Hegel insisted that ‘The mind of a human only keeps developing’ but I believe that his insistence does not make sense. On the contrary, Chu His, a Confuscianist in the Song Dynasty of China, explained the operation of the world―that is, 道, which means the principle of the universe―as 一陰一陽之謂道, which is the principle of circulation that as the movement of the universe becomes negative (yin) one time, and then becomes positive (yang) the next, these rises and declines of yin and yang are infinitely repeated. This can be also stated with 日月進退, which means the advance and retreat of the sun and the moon, or 陰陽屈伸, which means the extension and contraction of yin and yang. Here, yin is material civilization, and yang is spiritual civilization. Throughout the history of civilizations, we can confirm that when spiritual civilization developed, the material civilization declined, and when the material civilization prospered, the spiritual civilization sank. You may sense that our current civilization has developed only materials but degenerated spirit. When the disruption of a material civilization reaches its extreme, I feel the prediction of Karl Max will be realized.

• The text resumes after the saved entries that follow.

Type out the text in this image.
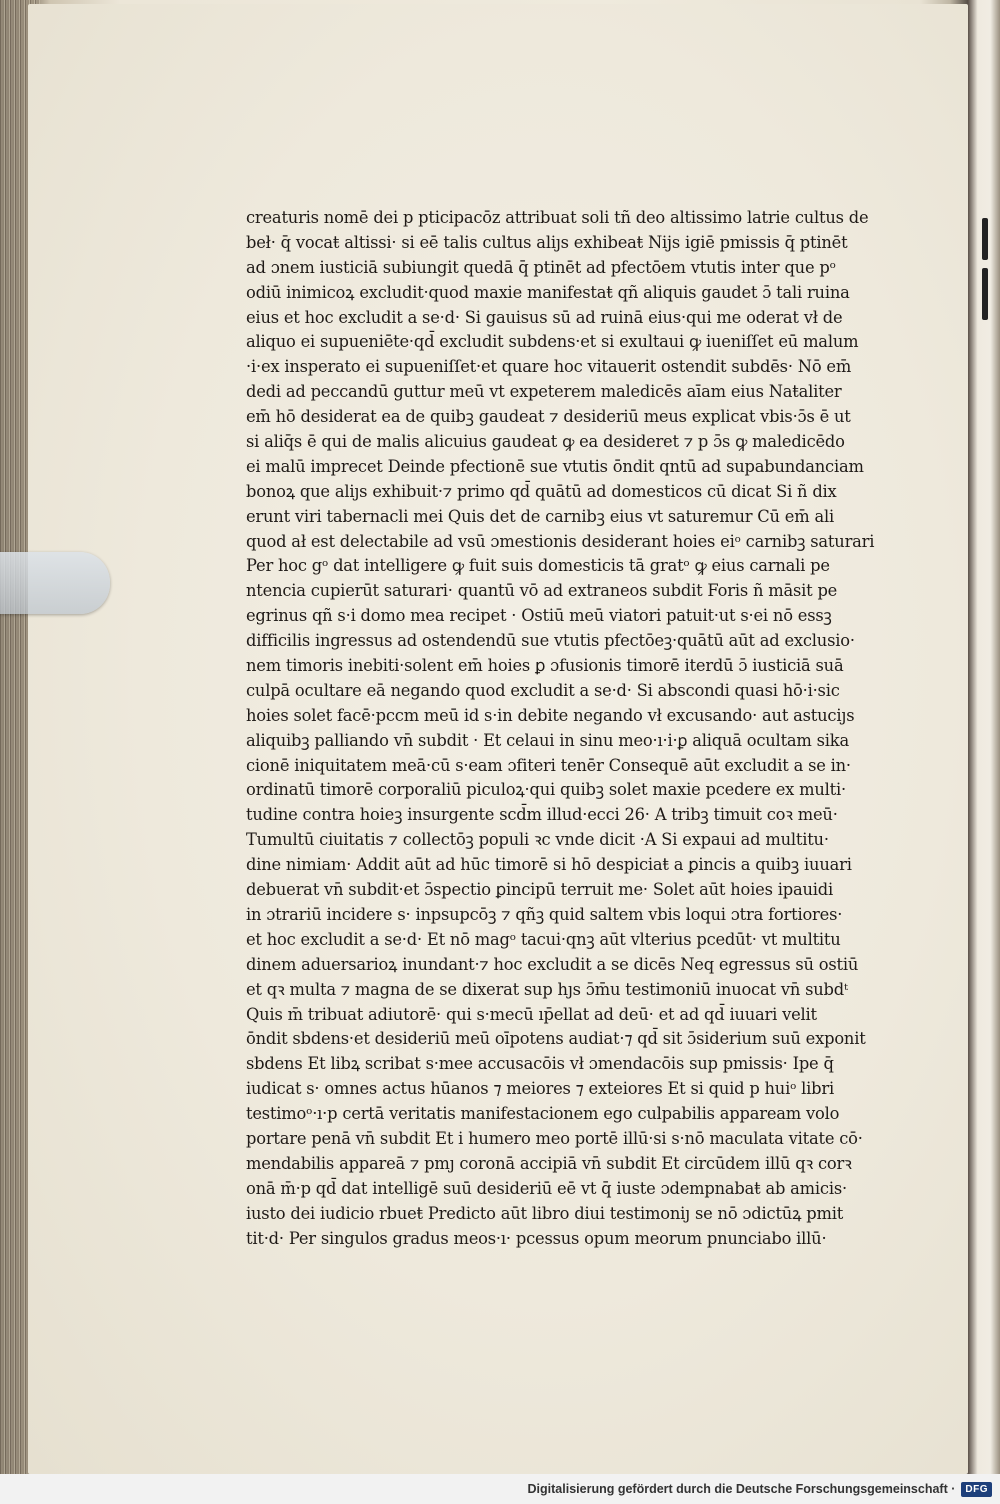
creaturis nomē dei p pticipacōz attribuat soli tñ deo altissimo latrie cultus de
beł· q̄ vocaŧ altissi· si eē talis cultus aliȷs exhibeaŧ Nijs igiē pmissis q̄ ptinēt
ad ɔnem iusticiā subiungit quedā q̄ ptinēt ad pfectōem vtutis inter que pᵒ
odiū inimicoꝝ excludit·quod maxie manifestaŧ qñ aliquis gaudet ɔ̄ tali ruina
eius et hoc excludit a se·d· Si gauisus sū ad ruinā eius·qui me oderat vł de
aliquo ei supueniēte·qd̄ excludit subdens·et si exultaui ꝙ iueniſſet eū malum
·i·ex insperato ei supueniſſet·et quare hoc vitauerit ostendit subdēs· Nō em̄
dedi ad peccandū guttur meū vt expeterem maledicēs aīam eius Naŧaliter
em̄ hō desiderat ea de quibꝫ gaudeat ⁊ desideriū meus explicat vbis·ɔ̄s ē ut
si aliq̄s ē qui de malis alicuius gaudeat ꝙ ea desideret ⁊ p ɔ̄s ꝙ maledicēdo
ei malū imprecet Deinde pfectionē sue vtutis ōndit qntū ad supabundanciam
bonoꝝ que aliȷs exhibuit·⁊ primo qd̄ quātū ad domesticos cū dicat Si ñ dix
erunt viri tabernacli mei Quis det de carnibꝫ eius vt saturemur Cū em̄ ali
quod ał est delectabile ad vsū ɔmestionis desiderant hoies eiᵒ carnibꝫ saturari
Per hoc gᵒ dat intelligere ꝙ fuit suis domesticis tā gratᵒ ꝙ eius carnali pe
ntencia cupierūt saturari· quantū vō ad extraneos subdit Foris ñ māsit pe
egrinus qñ s·i domo mea recipet · Ostiū meū viatori patuit·ut s·ei nō essꝫ
difficilis ingressus ad ostendendū sue vtutis pfectōeꝫ·quātū aūt ad exclusio·
nem timoris inebiti·solent em̄ hoies ꝑ ɔfusionis timorē iterdū ɔ̄ iusticiā suā
culpā ocultare eā negando quod excludit a se·d· Si abscondi quasi hō·i·sic
hoies solet facē·pccm meū id s·in debite negando vł excusando· aut astuciȷs
aliquibꝫ palliando vn̄ subdit · Et celaui in sinu meo·ı·i·ꝑ aliquā ocultam sika
cionē iniquitatem meā·cū s·eam ɔfiteri tenēr Consequē aūt excludit a se in·
ordinatū timorē corporaliū piculoꝝ·qui quibꝫ solet maxie pcedere ex multi·
tudine contra hoieꝫ insurgente scd̄m illud·ecci 26· A tribꝫ timuit coꝛ meū·
Tumultū ciuitatis ⁊ collectōꝫ populi ꝛc vnde dicit ·A Si expaui ad multitu·
dine nimiam· Addit aūt ad hūc timorē si hō despiciaŧ a ꝑincis a quibꝫ iuuari
debuerat vn̄ subdit·et ɔ̄spectio ꝑincipū terruit me· Solet aūt hoies ipauidi
in ɔtrariū incidere s· inpsupcōꝫ ⁊ qñꝫ quid saltem vbis loqui ɔtra fortiores·
et hoc excludit a se·d· Et nō magᵒ tacui·qnꝫ aūt vlterius pcedūt· vt multitu
dinem aduersarioꝝ inundant·⁊ hoc excludit a se dicēs Neq egressus sū ostiū
et qꝛ multa ⁊ magna de se dixerat sup hȷs ɔ̄m̄u testimoniū inuocat vn̄ subdᵗ
Quis m̄ tribuat adiutorē· qui s·mecū ıp̄ellat ad deū· et ad qd̄ iuuari velit
ōndit sbdens·et desideriū meū oīpotens audiat·⁊ qd̄ sit ɔ̄siderium suū exponit
sbdens Et libꝝ scribat s·mee accusacōis vł ɔmendacōis sup pmissis· Ipe q̄
iudicat s· omnes actus hūanos ⁊ meiores ⁊ exteiores Et si quid p huiᵒ libri
testimoᵒ·ı·p certā veritatis manifestacionem ego culpabilis appaream volo
portare penā vn̄ subdit Et i humero meo portē illū·si s·nō maculata vitate cō·
mendabilis appareā ⁊ pmȷ coronā accipiā vn̄ subdit Et circūdem illū qꝛ corꝛ
onā m̄·p qd̄ dat intelligē suū desideriū eē vt q̄ iuste ɔdempnabaŧ ab amicis·
iusto dei iudicio rbueŧ Predicto aūt libro diui testimoniȷ se nō ɔdictūꝝ pmit
tit·d· Per singulos gradus meos·ı· pcessus opum meorum pnunciabo illū·
Digitalisierung gefördert durch die Deutsche Forschungsgemeinschaft ·	DFG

For this exhibition, JANG Jaerok highlighted the center of material. He repeatedly said to me, “I want to read this era.” Confucius emphasized the attitude of 近取諸身, which means that one understands the universe through the things near one’s body. Observing the end of the desires of his close friends, or a concrete embodiment of their desires, JANG Jaerok would say, “It seems like their lives are not fun.” Beauty is clearly not maldistributed but ubiquitous. Realization or impression felt in a mind cannot be intruded by earthly prices or social positions because they transcend materials. Beauty that ubiquitously exists is spiritual beauty.

The canvases onto which JANG Jaerok painted in Indian-ink with the attitude of 近取諸身 connote death, imbalance, sacrifice, and the impossibility of harmony, which are overshadowed in the operation of the Western-centered world and its brilliance. The only way to overcome these gloomy landscapes is to think about the deep meaning of 平和. The word 平和 itself shows its own warm and humble meaning in that people weigh (平) rice (禾) with a scale, divide it, and then eat (口) it. JANG Jaerok currently creates homogeneous paintings overall, and is planning a project to deepen his work. He will deal with people. What a complex meaning the word people has! A person is a social animal but feels lonely among others. The power of revolution is produced from people, but people again fall into the swamp of loneliness. The disquieting beauty of our material civilization and the loneliness of people are now the sun at noon, and we cannot catch the meaning of the situations spread in front of us due to the dazzling sun. However, at least, I hope that the eyes of JANG Jaerok are not swayed by the dazzling light. As I mentioned above, artists must be beings who grasp the crossing of two trends, yin and yang. To reach the step in which JANG Jaerok understands the crossing of the two trends, I hope that he looks ahead into the future.